Hashing is a one-way operation, in which values can be validated, but not read. It’s useful for securely storing values such as passwords and API ‘keys’ - for example, if you’re creating a rest API with Anvil. Encryption and decryption are two-way operations, which enables a saved value which has been encrypted using a private ‘key’, to be decrypted using that same key. Encryption is useful for saving data in an encrypted state (‘at rest’) in a database, and then reading it back later. This ensures, for example, that if your database tables are breached, they can’t be read by anyone who doesn’t have your decryption key. Anvil Secrets can be used to store encryption keys, and to perform the encryption/decryption routine. We need to know more about exactly what sort of security functionality you intend to implement, and which sort of ‘keys’ you need to work with, in order to give you any more specific help.

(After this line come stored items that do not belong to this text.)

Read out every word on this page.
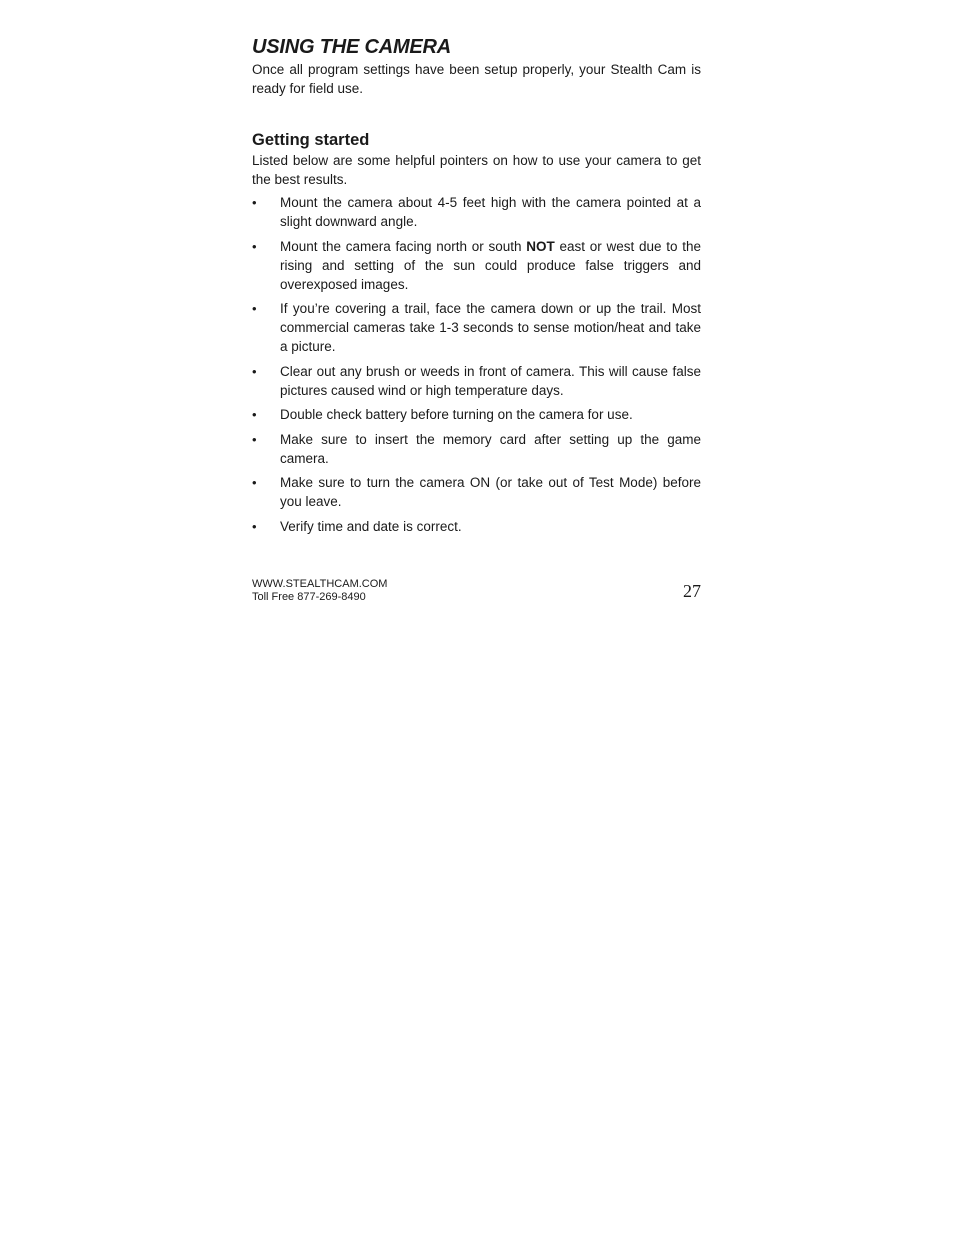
USING THE CAMERA

Once all program settings have been setup properly, your Stealth Cam is ready for field use.

Getting started

Listed below are some helpful pointers on how to use your camera to get the best results.

• Mount the camera about 4-5 feet high with the camera pointed at a slight downward angle.
• Mount the camera facing north or south NOT east or west due to the rising and setting of the sun could produce false triggers and overexposed images.
• If you’re covering a trail, face the camera down or up the trail. Most commercial cameras take 1-3 seconds to sense motion/heat and take a picture.
• Clear out any brush or weeds in front of camera. This will cause false pictures caused wind or high temperature days.
• Double check battery before turning on the camera for use.
• Make sure to insert the memory card after setting up the game camera.
• Make sure to turn the camera ON (or take out of Test Mode) before you leave.
• Verify time and date is correct.
WWW.STEALTHCAM.COM
Toll Free 877-269-8490	27
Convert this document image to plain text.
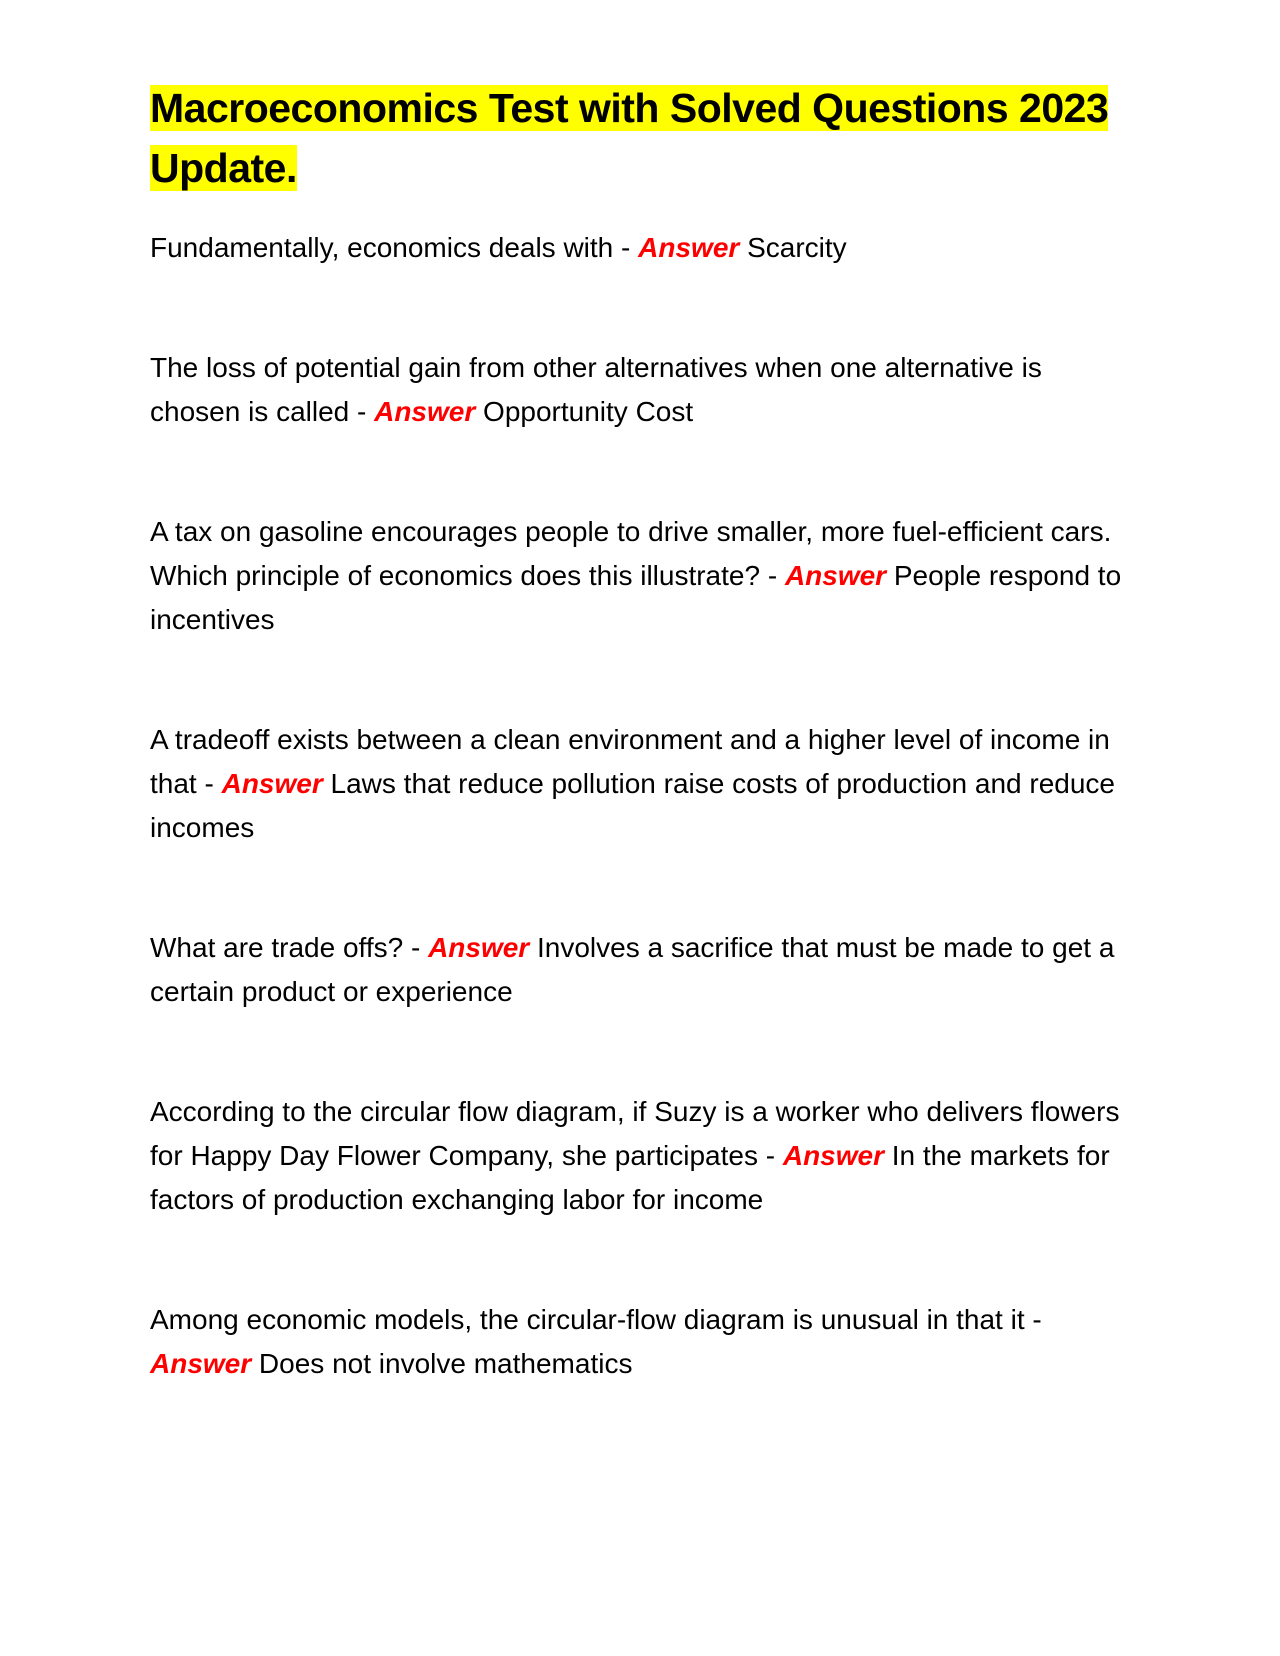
Macroeconomics Test with Solved Questions 2023 Update.

Fundamentally, economics deals with - Answer Scarcity

The loss of potential gain from other alternatives when one alternative is chosen is called - Answer Opportunity Cost

A tax on gasoline encourages people to drive smaller, more fuel-efficient cars. Which principle of economics does this illustrate? - Answer People respond to incentives

A tradeoff exists between a clean environment and a higher level of income in that - Answer Laws that reduce pollution raise costs of production and reduce incomes

What are trade offs? - Answer Involves a sacrifice that must be made to get a certain product or experience

According to the circular flow diagram, if Suzy is a worker who delivers flowers for Happy Day Flower Company, she participates - Answer In the markets for factors of production exchanging labor for income

Among economic models, the circular-flow diagram is unusual in that it - Answer Does not involve mathematics
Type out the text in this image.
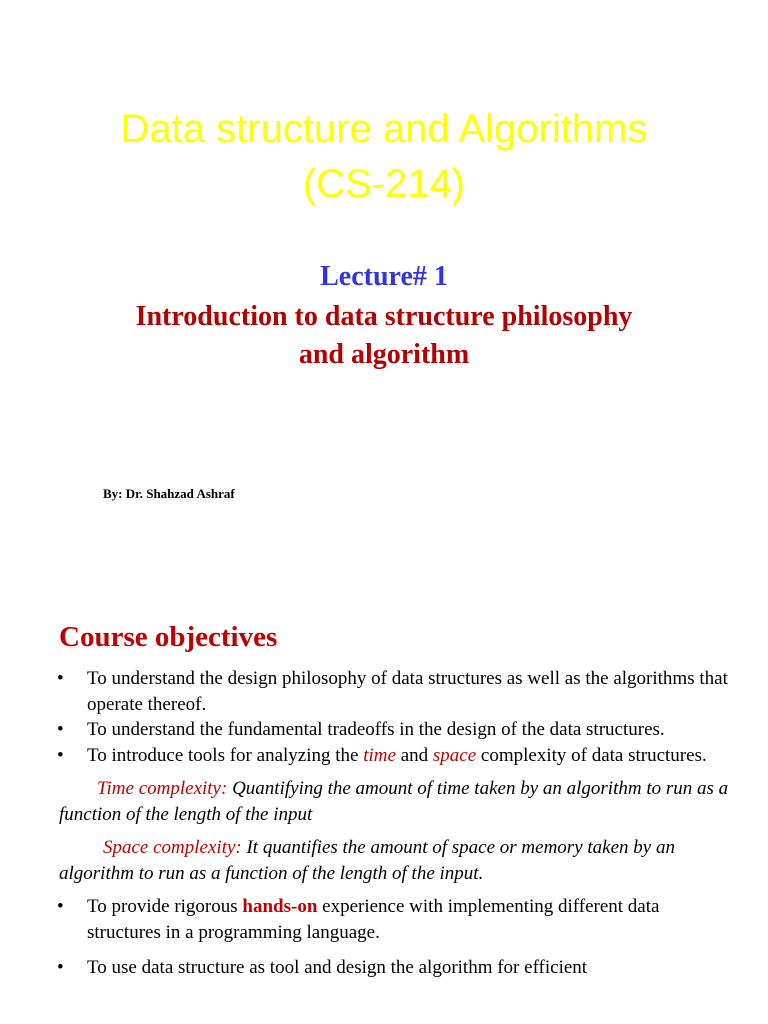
Data structure and Algorithms
(CS-214)
Lecture# 1
Introduction to data structure philosophy
and algorithm
By: Dr. Shahzad Ashraf
Course objectives
• To understand the design philosophy of data structures as well as the algorithms that operate thereof.
• To understand the fundamental tradeoffs in the design of the data structures.
• To introduce tools for analyzing the time and space complexity of data structures.
Time complexity: Quantifying the amount of time taken by an algorithm to run as a function of the length of the input
Space complexity: It quantifies the amount of space or memory taken by an algorithm to run as a function of the length of the input.
• To provide rigorous hands-on experience with implementing different data structures in a programming language.
• To use data structure as tool and design the algorithm for efficient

I’m working on a project where I need to manage refresh_tokens obtained from a third-party API efficiently. Here’s a step-by-step breakdown of my current process:

1. Obtaining the Refresh Token: I initially get a refresh_token from a third-party API.
2. Token Encryption: Next, I use anvil.secrets.encrypt_with_key("my_key_name", refresh_token) to get a hash_token.
3. Storing the Hash Token: I then save this hash_token in a data table for future reference.
4. Retrieving the Hash Token: When needed, I fetch the hash_token from the table.
5. Decrypting to Get Refresh Token: I use anvil.secrets.decrypt_with_key("my_key_name", hash_token) to retrieve the original refresh_token.
6. Updating the Refresh Token: Here, I obtain an updated refresh_token and restart this process. At this point, I want to delete the current refresh_token entry from the secrets. However, I haven’t found a clear method in the Anvil API for this deletion.

The Challenge: My primary concern is the potential accumulation of thousands of refresh_tokens. Without a way to purge outdated tokens, I’m worried about hitting data limits in my application.

For the use case you’ve described, the only value that should be stored in Anvil secrets is the encryption key that you will use to encrypt and decrypt refresh tokens. The encrypted refresh tokens will be saved to a data table column. You’ll encrypt and decrypt those refresh tokens, using the key stored in Anvil secrets. For your step 6, you need to establish how you will identify encrypted keys that need to be removed. You could set an expiration date in another column of the row storing the encrypted token, and run a scheduled background task to delete expired rows, or you could save any other identifying information that you use to evaluate that the encrypted refresh token stored in that row needs to be deleted.